Mytheresa has every intention of preserving its prime position.
“We are working very hard to be the best partner to our brands, which involves many things, including respecting the brand equity that these companies have built up over the years,” he said, adding that a continued focus on customers, on the high-end of the market, on curation “and not going too broad,” was the key to success.
“Then, there is the execution. This is retail, after all,” said Kliger, adding that he wants Mytheresa to be the top, curated multibrand online store in the world. “You need to earn that and we’re working hard at it,” he said.
Flavio Cereda at Jefferies said the results were in line with the bank’s projections, and that Mytheresa “continues to deliver superior metrics and an important stability in profitability.”
Looking ahead, the bank said Mytheresa’s core customers “are likely to be less impacted by spending slowdown concerns, but the landscape is set to experience some sequential deceleration in our view.”
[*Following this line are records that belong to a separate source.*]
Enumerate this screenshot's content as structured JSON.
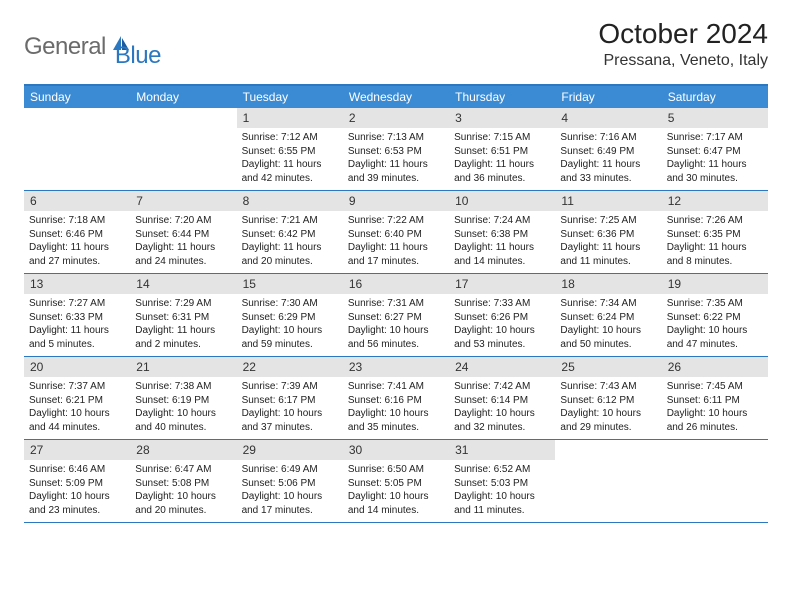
{
  "logo": {
    "general": "General",
    "blue": "Blue"
  },
  "title": "October 2024",
  "location": "Pressana, Veneto, Italy",
  "colors": {
    "header_bg": "#3b8bd4",
    "border": "#2b77c0",
    "daynum_bg": "#e4e4e4",
    "logo_gray": "#6b6b6b",
    "logo_blue": "#2b77c0"
  },
  "day_names": [
    "Sunday",
    "Monday",
    "Tuesday",
    "Wednesday",
    "Thursday",
    "Friday",
    "Saturday"
  ],
  "weeks": [
    [
      null,
      null,
      {
        "n": "1",
        "sr": "Sunrise: 7:12 AM",
        "ss": "Sunset: 6:55 PM",
        "dl1": "Daylight: 11 hours",
        "dl2": "and 42 minutes."
      },
      {
        "n": "2",
        "sr": "Sunrise: 7:13 AM",
        "ss": "Sunset: 6:53 PM",
        "dl1": "Daylight: 11 hours",
        "dl2": "and 39 minutes."
      },
      {
        "n": "3",
        "sr": "Sunrise: 7:15 AM",
        "ss": "Sunset: 6:51 PM",
        "dl1": "Daylight: 11 hours",
        "dl2": "and 36 minutes."
      },
      {
        "n": "4",
        "sr": "Sunrise: 7:16 AM",
        "ss": "Sunset: 6:49 PM",
        "dl1": "Daylight: 11 hours",
        "dl2": "and 33 minutes."
      },
      {
        "n": "5",
        "sr": "Sunrise: 7:17 AM",
        "ss": "Sunset: 6:47 PM",
        "dl1": "Daylight: 11 hours",
        "dl2": "and 30 minutes."
      }
    ],
    [
      {
        "n": "6",
        "sr": "Sunrise: 7:18 AM",
        "ss": "Sunset: 6:46 PM",
        "dl1": "Daylight: 11 hours",
        "dl2": "and 27 minutes."
      },
      {
        "n": "7",
        "sr": "Sunrise: 7:20 AM",
        "ss": "Sunset: 6:44 PM",
        "dl1": "Daylight: 11 hours",
        "dl2": "and 24 minutes."
      },
      {
        "n": "8",
        "sr": "Sunrise: 7:21 AM",
        "ss": "Sunset: 6:42 PM",
        "dl1": "Daylight: 11 hours",
        "dl2": "and 20 minutes."
      },
      {
        "n": "9",
        "sr": "Sunrise: 7:22 AM",
        "ss": "Sunset: 6:40 PM",
        "dl1": "Daylight: 11 hours",
        "dl2": "and 17 minutes."
      },
      {
        "n": "10",
        "sr": "Sunrise: 7:24 AM",
        "ss": "Sunset: 6:38 PM",
        "dl1": "Daylight: 11 hours",
        "dl2": "and 14 minutes."
      },
      {
        "n": "11",
        "sr": "Sunrise: 7:25 AM",
        "ss": "Sunset: 6:36 PM",
        "dl1": "Daylight: 11 hours",
        "dl2": "and 11 minutes."
      },
      {
        "n": "12",
        "sr": "Sunrise: 7:26 AM",
        "ss": "Sunset: 6:35 PM",
        "dl1": "Daylight: 11 hours",
        "dl2": "and 8 minutes."
      }
    ],
    [
      {
        "n": "13",
        "sr": "Sunrise: 7:27 AM",
        "ss": "Sunset: 6:33 PM",
        "dl1": "Daylight: 11 hours",
        "dl2": "and 5 minutes."
      },
      {
        "n": "14",
        "sr": "Sunrise: 7:29 AM",
        "ss": "Sunset: 6:31 PM",
        "dl1": "Daylight: 11 hours",
        "dl2": "and 2 minutes."
      },
      {
        "n": "15",
        "sr": "Sunrise: 7:30 AM",
        "ss": "Sunset: 6:29 PM",
        "dl1": "Daylight: 10 hours",
        "dl2": "and 59 minutes."
      },
      {
        "n": "16",
        "sr": "Sunrise: 7:31 AM",
        "ss": "Sunset: 6:27 PM",
        "dl1": "Daylight: 10 hours",
        "dl2": "and 56 minutes."
      },
      {
        "n": "17",
        "sr": "Sunrise: 7:33 AM",
        "ss": "Sunset: 6:26 PM",
        "dl1": "Daylight: 10 hours",
        "dl2": "and 53 minutes."
      },
      {
        "n": "18",
        "sr": "Sunrise: 7:34 AM",
        "ss": "Sunset: 6:24 PM",
        "dl1": "Daylight: 10 hours",
        "dl2": "and 50 minutes."
      },
      {
        "n": "19",
        "sr": "Sunrise: 7:35 AM",
        "ss": "Sunset: 6:22 PM",
        "dl1": "Daylight: 10 hours",
        "dl2": "and 47 minutes."
      }
    ],
    [
      {
        "n": "20",
        "sr": "Sunrise: 7:37 AM",
        "ss": "Sunset: 6:21 PM",
        "dl1": "Daylight: 10 hours",
        "dl2": "and 44 minutes."
      },
      {
        "n": "21",
        "sr": "Sunrise: 7:38 AM",
        "ss": "Sunset: 6:19 PM",
        "dl1": "Daylight: 10 hours",
        "dl2": "and 40 minutes."
      },
      {
        "n": "22",
        "sr": "Sunrise: 7:39 AM",
        "ss": "Sunset: 6:17 PM",
        "dl1": "Daylight: 10 hours",
        "dl2": "and 37 minutes."
      },
      {
        "n": "23",
        "sr": "Sunrise: 7:41 AM",
        "ss": "Sunset: 6:16 PM",
        "dl1": "Daylight: 10 hours",
        "dl2": "and 35 minutes."
      },
      {
        "n": "24",
        "sr": "Sunrise: 7:42 AM",
        "ss": "Sunset: 6:14 PM",
        "dl1": "Daylight: 10 hours",
        "dl2": "and 32 minutes."
      },
      {
        "n": "25",
        "sr": "Sunrise: 7:43 AM",
        "ss": "Sunset: 6:12 PM",
        "dl1": "Daylight: 10 hours",
        "dl2": "and 29 minutes."
      },
      {
        "n": "26",
        "sr": "Sunrise: 7:45 AM",
        "ss": "Sunset: 6:11 PM",
        "dl1": "Daylight: 10 hours",
        "dl2": "and 26 minutes."
      }
    ],
    [
      {
        "n": "27",
        "sr": "Sunrise: 6:46 AM",
        "ss": "Sunset: 5:09 PM",
        "dl1": "Daylight: 10 hours",
        "dl2": "and 23 minutes."
      },
      {
        "n": "28",
        "sr": "Sunrise: 6:47 AM",
        "ss": "Sunset: 5:08 PM",
        "dl1": "Daylight: 10 hours",
        "dl2": "and 20 minutes."
      },
      {
        "n": "29",
        "sr": "Sunrise: 6:49 AM",
        "ss": "Sunset: 5:06 PM",
        "dl1": "Daylight: 10 hours",
        "dl2": "and 17 minutes."
      },
      {
        "n": "30",
        "sr": "Sunrise: 6:50 AM",
        "ss": "Sunset: 5:05 PM",
        "dl1": "Daylight: 10 hours",
        "dl2": "and 14 minutes."
      },
      {
        "n": "31",
        "sr": "Sunrise: 6:52 AM",
        "ss": "Sunset: 5:03 PM",
        "dl1": "Daylight: 10 hours",
        "dl2": "and 11 minutes."
      },
      null,
      null
    ]
  ]
}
Going forward, he said that Mytheresa was well-placed to face up to the competition, and that the bank was “expecting more disruption” at Matchesfashion, which welcomed a new CEO over the summer — its fourth in five years — and at YNAP.
It believes that Mytheresa will continue to grow its market share further and build its U.S. customer base as it continues to broaden its merchandise offering.